Thursday, December 29, 2005

5 Minutes with Monad

I've recently spent a bit of time trying to solve some problems using Microsoft's new Monad shell. It's interesting that the creature for the O'Reilly book is the common toad. It was a different experience, although the pain is eased a little as the default installation comes with all the new commands (cmdlets) mapped to Unix ones (like ls and ps).

The default security setting prevents remotely signed objects from being executed and there seems to be no way to turn it on. The documentation is missing. To make it usable it's:
set-property
`HKLM:\SOFTWARE\Microsoft\Msh\Microsoft.Management.Automation.msh`
-property ExecutionPolicy -value RemoteSigned

Going through the tutorials it did show itself to be kind of cool. For example, being able to select the top 10 processes based on VirtualMemorySize:
get-process | sort-object VirtualMemorySize | select-object -last 10
You can whack on a "convert-HTML" or an "export-csv" to produce the result in a format you want or connect to Excel or SQL Server to retrieve data. A lot has been made of its native XML support and how it passes around strongly typed objects rather than just Unix's streams.

One of the problems was trying to do line by line processing. There was promises of pipelining via XML streams but according to "Replace lines in a text file?" (the first hit on Google) Monad doesn't support it. The lack of streaming appears to be a crucial omission in a toolset designed for system administrators - although it might not be fatal as log files and the like don't usually come close to the available memory of modern systems.

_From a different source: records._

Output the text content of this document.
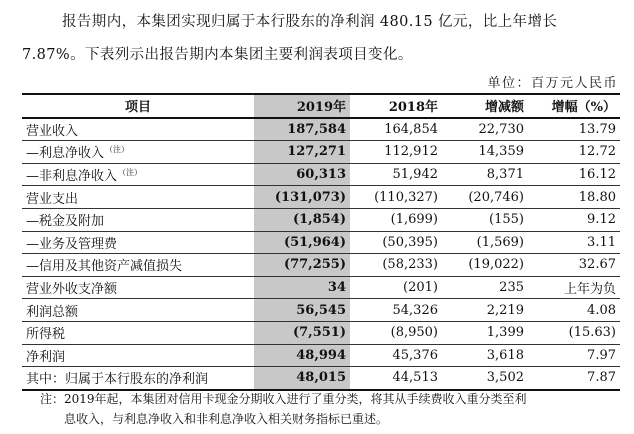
报告期内，本集团实现归属于本行股东的净利润 480.15 亿元，比上年增长
7.87%。下表列示出报告期内本集团主要利润表项目变化。
单位：百万元人民币
项目	2019年	2018年	增减额	增幅（%）
营业收入	187,584	164,854	22,730	13.79
—利息净收入$^{(注)}$	127,271	112,912	14,359	12.72
—非利息净收入$^{(注)}$	60,313	51,942	8,371	16.12
营业支出	(131,073)	(110,327)	(20,746)	18.80
—税金及附加	(1,854)	(1,699)	(155)	9.12
—业务及管理费	(51,964)	(50,395)	(1,569)	3.11
—信用及其他资产减值损失	(77,255)	(58,233)	(19,022)	32.67
营业外收支净额	34	(201)	235	上年为负
利润总额	56,545	54,326	2,219	4.08
所得税	(7,551)	(8,950)	1,399	(15.63)
净利润	48,994	45,376	3,618	7.97
其中：归属于本行股东的净利润	48,015	44,513	3,502	7.87
注：2019年起，本集团对信用卡现金分期收入进行了重分类，将其从手续费收入重分类至利
息收入，与利息净收入和非利息净收入相关财务指标已重述。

It does support accessing the .NET APIs which provides a loophole. For example, to read a file line by line and replace "xxx" with "yyy":
$f = [System.IO.File]::OpenText("c:\file.txt")
while($line = $f.ReadLine())
{
$line -replace "xxx","yyy"
}

It was all for nothing, as I later found out that it didn't support Windows 2000 and it needed to be deployed on that - it is supported by Windows XP, 2003 and Vista. Back to Windows Script Host (maybe using Ruby) I guess.

5 comments:

Paula said...

It makes sense that it doesn't do line-by-line text processing. After all, you commented on how so much has been said on its strongly typed objects.

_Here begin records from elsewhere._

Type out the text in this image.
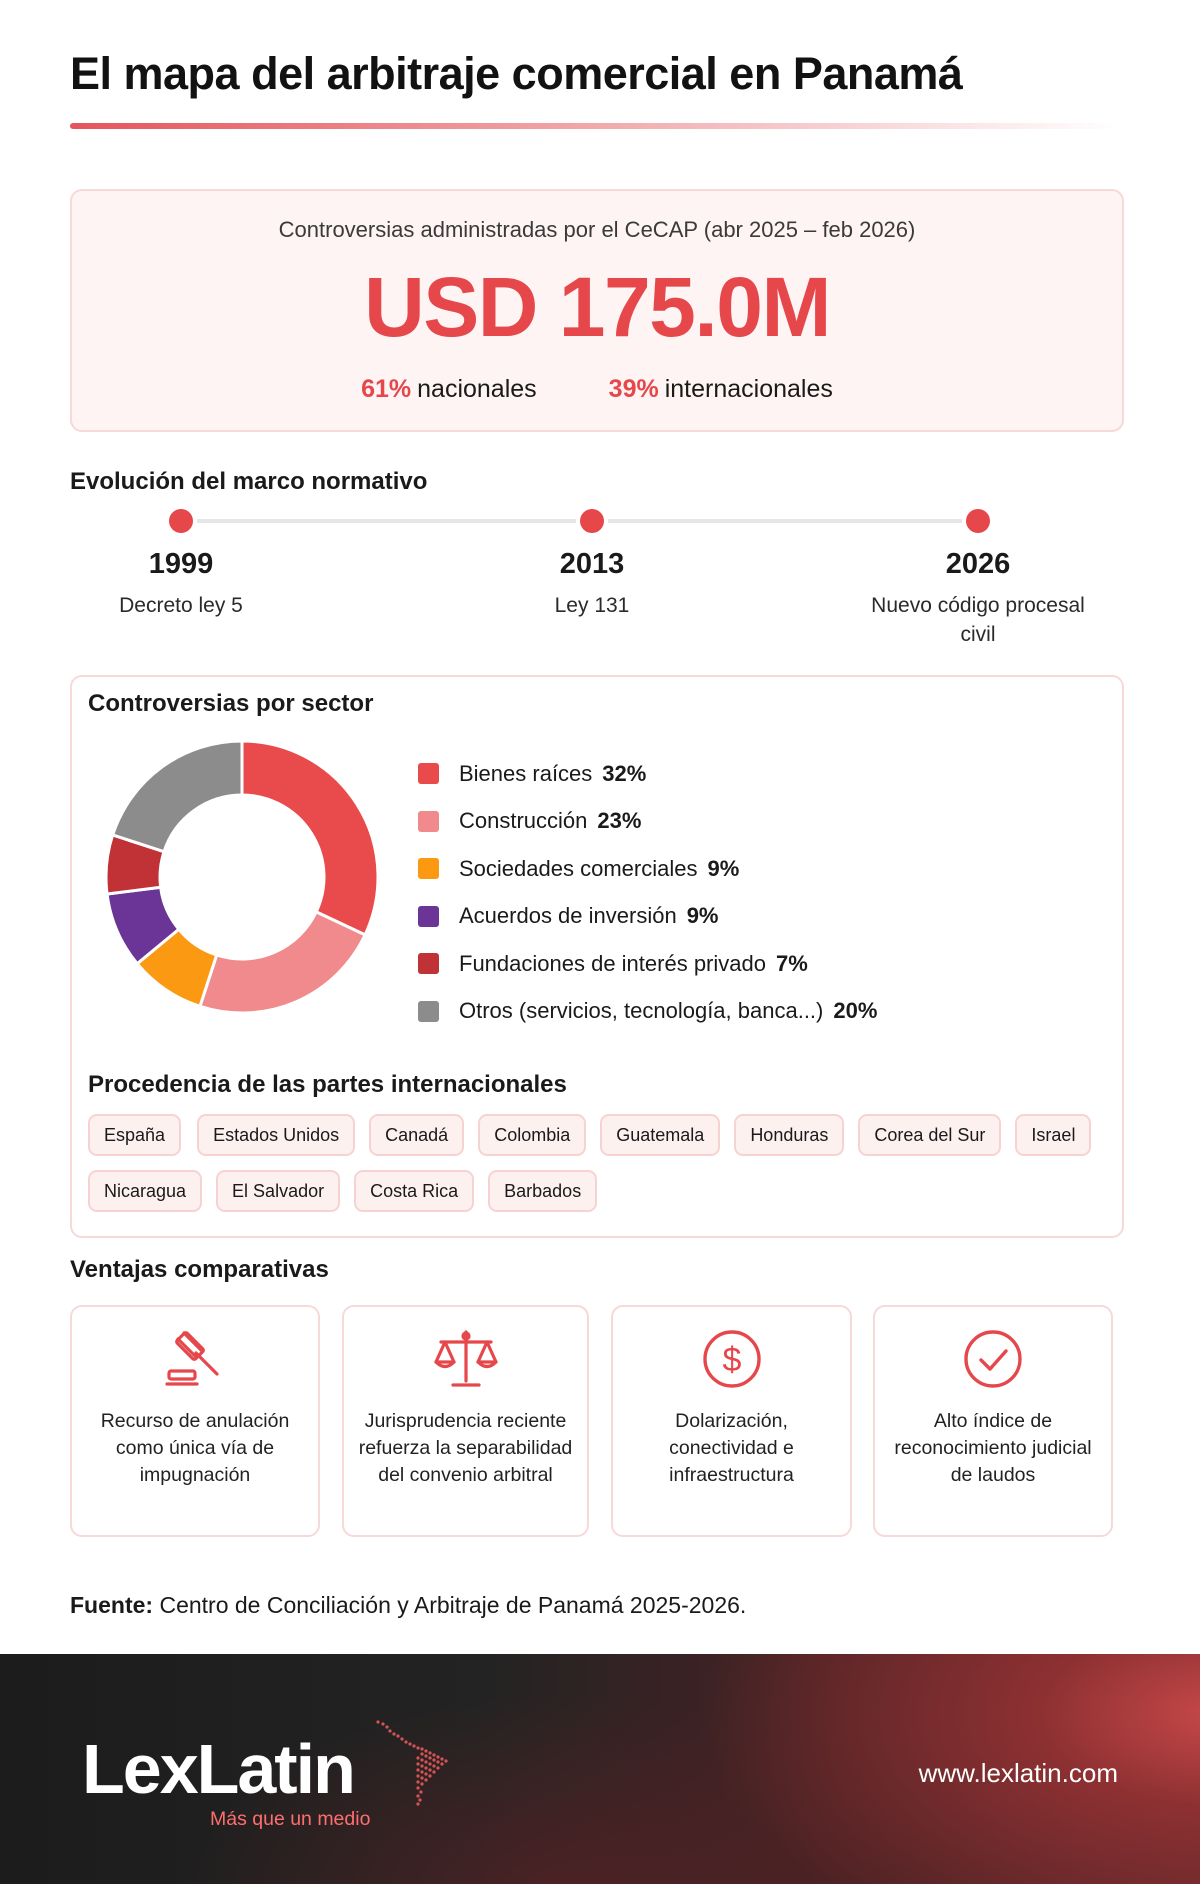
El mapa del arbitraje comercial en Panamá
Controversias administradas por el CeCAP (abr 2025 – feb 2026)
USD 175.0M
61% nacionales	39% internacionales
Evolución del marco normativo
1999
Decreto ley 5
2013
Ley 131
2026
Nuevo código procesal civil
Controversias por sector
Bienes raíces 32%
Construcción 23%
Sociedades comerciales 9%
Acuerdos de inversión 9%
Fundaciones de interés privado 7%
Otros (servicios, tecnología, banca...) 20%
Procedencia de las partes internacionales
España	Estados Unidos	Canadá	Colombia	Guatemala	Honduras	Corea del Sur	Israel
Nicaragua	El Salvador	Costa Rica	Barbados
Ventajas comparativas
Recurso de anulación como única vía de impugnación
Jurisprudencia reciente refuerza la separabilidad del convenio arbitral
$
Dolarización, conectividad e infraestructura
Alto índice de reconocimiento judicial de laudos
Fuente: Centro de Conciliación y Arbitraje de Panamá 2025-2026.
LexLatin
Más que un medio
www.lexlatin.com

To wrap the output of a process in an object then you really need to have all that output (or else there will be a lot of info you won't have, or can't validate). It seems to be a contradictory requirement to stream processing (read: line by line processing). I notice that your fix drops the object paradigm for managing the data.

It probably bothered the developers at MS, but there are tradeoffs with these decisions.

Andrew said...

I don't see anything contradictory about strongly typed and streaming - you simply have to be able to define a meaningful chunk of an object.

With XML it's documents, elements, etc - a good example of a streaming, strongly typed parser is XMLBeans.

With plain text files it's lines. CSV files you could do on a terminator and on a line basis. SQL it could be tables, rows, tuples, etc.

Paula said...

In this case you're getting a list of objects. Sure, the list is an object, but it's not really strongly typed, as you don't know what kind of objects it contains. You also have to do many of your operations on each element in the list, rather than on the entire list object.

Adam Barr said...

You can indeed process a line at a time. For example in the post you linked to, Bruce Payette showed how to read a file and replace text:

$data = (get-content file.htm) -replace "href","HREF"; $data >
file.htm

More generally, the get-content cmdlet puts each line of the file into the pipeline as a string, so you can do:

get-content foo.txt | where-object { $_ -like "ABC*" } { "Line starting with ABC" }

etc.

- adam

Andrew said...

The problem with the example given is mentioned in that same post too: "This example loads the entire script into memory at once so you probably
don't want to use it process huge scripts."

Or from the Monad Documentation: "The typical way to do file I/O is with the Get-Content and Set-Content Cmdlets. These deal with the entire contents of a file in a single operation."